Sheralyn steps back. “Was that his wife last night? The pregnant lady?”
“Yes!” says Chloe. “And I’m so not a home-wrecker, you know? Can you read this email I just sent?”
It’s like Sheralyn’s a hippo, the way she doesn’t move, the way she fills up the doorway. Chloe brings her the laptop. Sheralyn’s eyebrows draw together as she reads. “You’re gonna get fired,” she says.
“That’s not even what I’m worried about.”
Sheralyn hands back the computer. “You think you’re gonna end up with him?”
Her words. Chloe would never say those actual words out loud. Not yet, anyway. “His wife is awful,” says Chloe.
“Do you have enough for rent if you get fired?”
Chloe lifts her chin. “I have money.”
“Do you have five dollars for coffee?”
Doug doesn’t respond to her email. Chloe doesn’t leave the apartment. She can’t. She waits. She checks her phone. She sleeps three hours Saturday night and sits up in bed at first light Sunday morning. She checks her phone again.
Nothing.
Doug. Oh, Doug. Oh, fucking Doug.
She put so much work into that email! She typed it and retyped it. She was honest and raw, and the whole time she kept thinking, Am I doing the right thing?
She clenches her teeth and pounds open the
ir text conversation. She writes, Do you know how much courage it took to send that email? and holds her finger over the send symbol. No. She deletes it. He’ll never know how much courage it took. No one will.
Chloe is alone.
She drops her phone and bends to the floor, sobbing.
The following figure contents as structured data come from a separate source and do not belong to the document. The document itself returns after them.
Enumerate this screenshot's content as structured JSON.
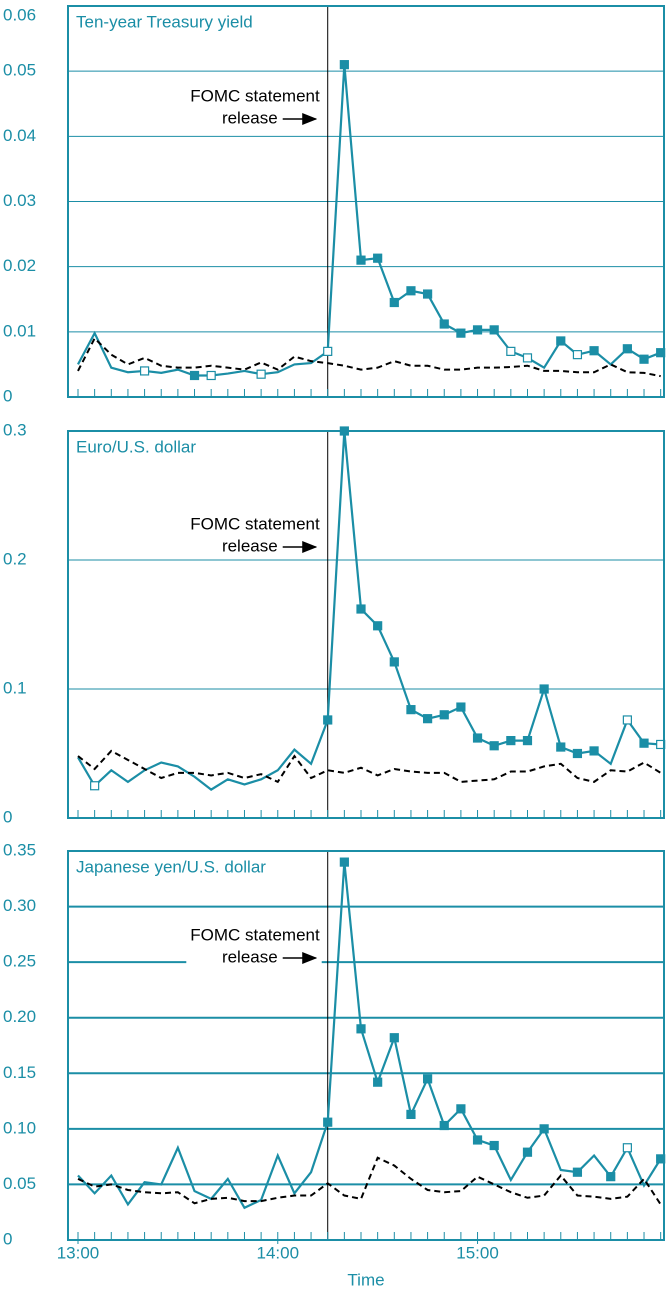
{
  "chart_data": [
    {
      "type": "line",
      "title": "Ten-year Treasury yield",
      "x": [
        "13:00",
        "13:05",
        "13:10",
        "13:15",
        "13:20",
        "13:25",
        "13:30",
        "13:35",
        "13:40",
        "13:45",
        "13:50",
        "13:55",
        "14:00",
        "14:05",
        "14:10",
        "14:15",
        "14:20",
        "14:25",
        "14:30",
        "14:35",
        "14:40",
        "14:45",
        "14:50",
        "14:55",
        "15:00",
        "15:05",
        "15:10",
        "15:15",
        "15:20",
        "15:25",
        "15:30",
        "15:35",
        "15:40",
        "15:45",
        "15:50",
        "15:55"
      ],
      "series": [
        {
          "color": "#1b8ea6",
          "values": [
            0.005,
            0.0098,
            0.0045,
            0.0038,
            0.004,
            0.0037,
            0.0042,
            0.0033,
            0.0033,
            0.0036,
            0.004,
            0.0035,
            0.0038,
            0.005,
            0.0052,
            0.007,
            0.051,
            0.021,
            0.0213,
            0.0145,
            0.0163,
            0.0158,
            0.0112,
            0.0098,
            0.0103,
            0.0103,
            0.007,
            0.006,
            0.0045,
            0.0086,
            0.0065,
            0.0071,
            0.005,
            0.0074,
            0.0058,
            0.0068
          ],
          "markers": [
            null,
            null,
            null,
            null,
            "hollow",
            null,
            null,
            "filled",
            "hollow",
            null,
            null,
            "hollow",
            null,
            null,
            null,
            "hollow",
            "filled",
            "filled",
            "filled",
            "filled",
            "filled",
            "filled",
            "filled",
            "filled",
            "filled",
            "filled",
            "hollow",
            "hollow",
            null,
            "filled",
            "hollow",
            "filled",
            null,
            "filled",
            "filled",
            "filled"
          ]
        },
        {
          "color": "#000000",
          "dashed": true,
          "values": [
            0.004,
            0.009,
            0.0065,
            0.005,
            0.006,
            0.0048,
            0.0045,
            0.0045,
            0.0048,
            0.0045,
            0.0042,
            0.0053,
            0.0042,
            0.0062,
            0.0055,
            0.0052,
            0.0048,
            0.0042,
            0.0045,
            0.0055,
            0.0048,
            0.0048,
            0.0042,
            0.0042,
            0.0045,
            0.0045,
            0.0046,
            0.0048,
            0.004,
            0.004,
            0.0038,
            0.0038,
            0.005,
            0.0038,
            0.0037,
            0.0032
          ]
        }
      ],
      "xlim": [
        "12:57",
        "15:56"
      ],
      "ylim": [
        0,
        0.06
      ],
      "yticks": [
        0,
        0.01,
        0.02,
        0.03,
        0.04,
        0.05,
        0.06
      ],
      "grid": true,
      "event_x": "14:15",
      "annotation": [
        "FOMC statement",
        "release"
      ]
    },
    {
      "type": "line",
      "title": "Euro/U.S. dollar",
      "x": [
        "13:00",
        "13:05",
        "13:10",
        "13:15",
        "13:20",
        "13:25",
        "13:30",
        "13:35",
        "13:40",
        "13:45",
        "13:50",
        "13:55",
        "14:00",
        "14:05",
        "14:10",
        "14:15",
        "14:20",
        "14:25",
        "14:30",
        "14:35",
        "14:40",
        "14:45",
        "14:50",
        "14:55",
        "15:00",
        "15:05",
        "15:10",
        "15:15",
        "15:20",
        "15:25",
        "15:30",
        "15:35",
        "15:40",
        "15:45",
        "15:50",
        "15:55"
      ],
      "series": [
        {
          "color": "#1b8ea6",
          "values": [
            0.047,
            0.025,
            0.037,
            0.028,
            0.037,
            0.043,
            0.04,
            0.032,
            0.022,
            0.03,
            0.026,
            0.03,
            0.037,
            0.053,
            0.042,
            0.076,
            0.3,
            0.162,
            0.149,
            0.121,
            0.084,
            0.077,
            0.08,
            0.086,
            0.062,
            0.056,
            0.06,
            0.06,
            0.1,
            0.055,
            0.05,
            0.052,
            0.042,
            0.076,
            0.058,
            0.057
          ],
          "markers": [
            null,
            "hollow",
            null,
            null,
            null,
            null,
            null,
            null,
            null,
            null,
            null,
            null,
            null,
            null,
            null,
            "filled",
            "filled",
            "filled",
            "filled",
            "filled",
            "filled",
            "filled",
            "filled",
            "filled",
            "filled",
            "filled",
            "filled",
            "filled",
            "filled",
            "filled",
            "filled",
            "filled",
            null,
            "hollow",
            "filled",
            "hollow"
          ]
        },
        {
          "color": "#000000",
          "dashed": true,
          "values": [
            0.048,
            0.038,
            0.052,
            0.045,
            0.038,
            0.031,
            0.035,
            0.035,
            0.033,
            0.035,
            0.031,
            0.034,
            0.028,
            0.048,
            0.031,
            0.037,
            0.035,
            0.039,
            0.033,
            0.038,
            0.036,
            0.035,
            0.035,
            0.028,
            0.029,
            0.03,
            0.036,
            0.036,
            0.04,
            0.042,
            0.031,
            0.028,
            0.037,
            0.036,
            0.043,
            0.035
          ]
        }
      ],
      "xlim": [
        "12:57",
        "15:56"
      ],
      "ylim": [
        0,
        0.3
      ],
      "yticks": [
        0,
        0.1,
        0.2,
        0.3
      ],
      "grid": true,
      "event_x": "14:15",
      "annotation": [
        "FOMC statement",
        "release"
      ]
    },
    {
      "type": "line",
      "title": "Japanese yen/U.S. dollar",
      "x": [
        "13:00",
        "13:05",
        "13:10",
        "13:15",
        "13:20",
        "13:25",
        "13:30",
        "13:35",
        "13:40",
        "13:45",
        "13:50",
        "13:55",
        "14:00",
        "14:05",
        "14:10",
        "14:15",
        "14:20",
        "14:25",
        "14:30",
        "14:35",
        "14:40",
        "14:45",
        "14:50",
        "14:55",
        "15:00",
        "15:05",
        "15:10",
        "15:15",
        "15:20",
        "15:25",
        "15:30",
        "15:35",
        "15:40",
        "15:45",
        "15:50",
        "15:55"
      ],
      "series": [
        {
          "color": "#1b8ea6",
          "values": [
            0.058,
            0.042,
            0.058,
            0.032,
            0.052,
            0.05,
            0.083,
            0.044,
            0.037,
            0.055,
            0.029,
            0.036,
            0.076,
            0.042,
            0.061,
            0.106,
            0.34,
            0.19,
            0.142,
            0.182,
            0.113,
            0.145,
            0.103,
            0.118,
            0.09,
            0.085,
            0.054,
            0.079,
            0.1,
            0.063,
            0.061,
            0.076,
            0.057,
            0.083,
            0.049,
            0.073
          ],
          "markers": [
            null,
            null,
            null,
            null,
            null,
            null,
            null,
            null,
            null,
            null,
            null,
            null,
            null,
            null,
            null,
            "filled",
            "filled",
            "filled",
            "filled",
            "filled",
            "filled",
            "filled",
            "filled",
            "filled",
            "filled",
            "filled",
            null,
            "filled",
            "filled",
            null,
            "filled",
            null,
            "filled",
            "hollow",
            null,
            "filled"
          ]
        },
        {
          "color": "#000000",
          "dashed": true,
          "values": [
            0.055,
            0.048,
            0.05,
            0.045,
            0.043,
            0.042,
            0.043,
            0.033,
            0.037,
            0.038,
            0.035,
            0.035,
            0.038,
            0.04,
            0.04,
            0.051,
            0.04,
            0.037,
            0.074,
            0.067,
            0.055,
            0.045,
            0.043,
            0.044,
            0.057,
            0.05,
            0.043,
            0.038,
            0.04,
            0.058,
            0.04,
            0.039,
            0.037,
            0.039,
            0.055,
            0.032
          ]
        }
      ],
      "xlim": [
        "12:57",
        "15:56"
      ],
      "ylim": [
        0,
        0.35
      ],
      "yticks": [
        0,
        0.05,
        {
          "value": 0.1,
          "label": "0.10"
        },
        0.15,
        {
          "value": 0.2,
          "label": "0.20"
        },
        0.25,
        {
          "value": 0.3,
          "label": "0.30"
        },
        0.35
      ],
      "grid": true,
      "xticks": [
        "13:00",
        "14:00",
        "15:00"
      ],
      "xlabel": "Time",
      "event_x": "14:15",
      "annotation": [
        "FOMC statement",
        "release"
      ]
    }
  ]
}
She wakes at 5:00 a.m. on Monday. She stands at her window and watches the brightening strip of indigo peeking through the apartment buildings across the street. It’s a workday. She texts him:
Weirded out. Should I come in today?
As soon as the message sends, she’s flooded with a sick, sticky sensation. She should have stopped writing two days ago. But then her phone chimes. It’s him:
Relax
He told her to relax one night as he massaged her with the lavender oil from a hotel gift basket. She kept thinking she should be doing something, arching her back or reaching up to kiss his neck, but he whispered, “Relax. Just relax.”
CHAPTER TWENTY-SIX
DOUG
Doug closes his office door behind him. He pulls his wallet out of his pocket and drops it on his desk. He doesn’t sit.
What did he plan to do? He’s forgotten. It’s not as if he’s never known this feeling. The sense of being underwater. When simple things like reading the LA Times and going for a run become tinged and hot with missing the person you were sleeping with the week before. He has feelings, for Christ’s sake. He’s not a robot.
He grips his chin with his thumb and forefinger. He likes Chloe. He gave her a polite grimace as he passed her desk a few moments ago. She blurted, “Hi!” and then, “Hi!” again, all breathless and desperate. Just that small interaction has softened him. He’ll give her a good reference.
He waits until noon and asks her to meet him near the community center at Virginia Park. Open space is better than a restaurant. She’ll have room to get upset if she needs to. He’s been through this. Better to get it all out in one shot rather than let it fester. He finds a shady spot near the splash fountain and watches the children run through the water spouts, their shouts muted by the gurgling water. “Bat! Bat!” screeches a toddler as she slaps a puddle. Cute. His baby will be doing that in what? A year? A year and a half?